Steady sales from ongoing contracts have more than made up for lost incumbent jobs as the company projects better growth than it had expected.
Science Applications International Corp. continues to feel the sting of lost incumbent contracts, but executives also see positives in the company’s fiscal third quarter results.
Revenue for the quarter ended Oct. 18 climbed 1% over the prior year period $1.9 billion.
“We were able to overcome pressures from contract losses with new business wins and a continued focus on driving on-contract growth,” CEO Nazzic Keene said in a conference call with investors Monday.
SAIC's loss of the $2.5 billion NASA Advanced Enterprise Global Information Technology Solutions contract to Leidos still is creating headwinds as the incumbent transitions out of that contract.
But SAIC Chief Financial Officer Prabu Natarajan did tell analysts the company's third quarter results were stronger than it anticipated.
Revenue growth from its work on current contracts allowed SAIC to overcome what he called a “three-point headwind from recompete losses.”
SAIC increased its revenue guidance to $7.6 billion for its 2023 fiscal years that ends Feb. 3. The company is holding to its profit margin forecast at 8.9% adjusted EBITDA (earnings before taxes, depreciation and amortization.

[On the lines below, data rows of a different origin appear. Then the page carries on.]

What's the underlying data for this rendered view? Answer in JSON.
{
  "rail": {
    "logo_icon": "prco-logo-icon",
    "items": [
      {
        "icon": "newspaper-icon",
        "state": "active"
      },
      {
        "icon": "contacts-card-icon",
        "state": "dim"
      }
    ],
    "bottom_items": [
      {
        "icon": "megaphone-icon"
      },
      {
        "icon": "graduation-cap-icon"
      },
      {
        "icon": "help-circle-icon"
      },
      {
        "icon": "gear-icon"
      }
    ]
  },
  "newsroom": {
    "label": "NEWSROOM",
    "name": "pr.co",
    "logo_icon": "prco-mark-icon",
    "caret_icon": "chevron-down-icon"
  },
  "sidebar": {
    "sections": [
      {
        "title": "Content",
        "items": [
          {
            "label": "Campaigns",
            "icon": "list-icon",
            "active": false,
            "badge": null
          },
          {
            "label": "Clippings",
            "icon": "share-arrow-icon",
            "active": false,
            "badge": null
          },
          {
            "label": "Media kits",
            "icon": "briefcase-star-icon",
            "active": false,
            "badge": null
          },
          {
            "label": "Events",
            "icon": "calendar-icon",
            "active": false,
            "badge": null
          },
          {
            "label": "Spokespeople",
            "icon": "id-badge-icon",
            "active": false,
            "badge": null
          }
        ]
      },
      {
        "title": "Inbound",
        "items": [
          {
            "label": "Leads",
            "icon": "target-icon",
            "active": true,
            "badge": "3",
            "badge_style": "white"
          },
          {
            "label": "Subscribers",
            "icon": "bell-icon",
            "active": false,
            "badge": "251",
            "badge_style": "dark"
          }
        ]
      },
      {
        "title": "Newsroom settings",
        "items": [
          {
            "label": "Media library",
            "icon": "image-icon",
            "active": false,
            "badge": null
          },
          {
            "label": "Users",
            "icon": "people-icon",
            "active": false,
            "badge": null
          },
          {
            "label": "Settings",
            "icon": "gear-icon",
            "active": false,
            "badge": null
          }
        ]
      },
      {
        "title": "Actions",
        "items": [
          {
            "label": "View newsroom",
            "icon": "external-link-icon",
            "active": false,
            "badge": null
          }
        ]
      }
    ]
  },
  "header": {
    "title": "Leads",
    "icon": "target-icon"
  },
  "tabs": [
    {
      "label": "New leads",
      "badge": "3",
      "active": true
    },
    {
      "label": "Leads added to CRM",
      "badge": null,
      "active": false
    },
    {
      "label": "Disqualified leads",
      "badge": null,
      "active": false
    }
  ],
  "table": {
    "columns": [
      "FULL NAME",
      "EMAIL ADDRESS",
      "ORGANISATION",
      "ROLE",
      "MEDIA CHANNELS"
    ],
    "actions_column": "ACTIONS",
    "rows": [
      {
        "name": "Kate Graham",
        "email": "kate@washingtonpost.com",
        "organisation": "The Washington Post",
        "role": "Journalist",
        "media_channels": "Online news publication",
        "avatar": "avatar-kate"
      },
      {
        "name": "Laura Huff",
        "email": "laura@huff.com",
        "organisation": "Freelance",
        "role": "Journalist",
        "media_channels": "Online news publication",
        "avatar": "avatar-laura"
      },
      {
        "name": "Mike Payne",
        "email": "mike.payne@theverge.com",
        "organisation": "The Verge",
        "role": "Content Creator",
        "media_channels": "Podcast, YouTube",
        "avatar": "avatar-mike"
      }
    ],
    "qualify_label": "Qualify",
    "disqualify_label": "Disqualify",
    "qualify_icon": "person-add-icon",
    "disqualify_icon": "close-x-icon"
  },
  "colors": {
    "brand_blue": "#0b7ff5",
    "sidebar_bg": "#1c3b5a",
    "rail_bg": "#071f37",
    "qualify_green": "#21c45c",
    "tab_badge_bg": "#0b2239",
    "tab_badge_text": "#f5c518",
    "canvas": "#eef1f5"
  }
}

Keene said the company expects to see revenue and margin improvement during its fiscal 2024, with more details to come when full-year results are released in March.
But she did share that the company’s so-called “growth and technology accelerants” are driving growth and profitability.
That work SAIC calls GTA covers cloud solutions and application development, modernization, enterprise IT, and systems delivery integration and delivery.
Engineering services, IT and technical services, and logistics and supply chain management services cover the rest of SAIC's business it calls the core.
Keene said SAIC wants both parts of the business to grow, but GTA tends to deliver higher-margin work.
Building the GTA business has been the driver of SAIC’s acquisition activity in recent years. Keene called out the acquisition of Koverse that closed in April 2021 to add more capabilities in artificial intelligence.
“The capabilities acquired have produced true differentiation in our solutions and served as a key contributor in winning over $300 million in total contract value,” Keene said.
Acquisitions have been the preferred way for SAIC to deploy its capital, but Keene said that is changing.
“We expect capital deployment to be focused more towards returning capital to shareholders while opportunistically leveraging M&A to add capabilities,” she said.
SAIC will primarily use its free cash flow for stock repurchases, dividends and debt reduction.
Future acquisitions for SAIC will be ones that build its GTA portfolio and fuel more organic growth, she said.
“The M&A market continues to be active,” Keene said. “There are certainly assets that come to market and we certainly look at some… (but) we’d be very, very selective.”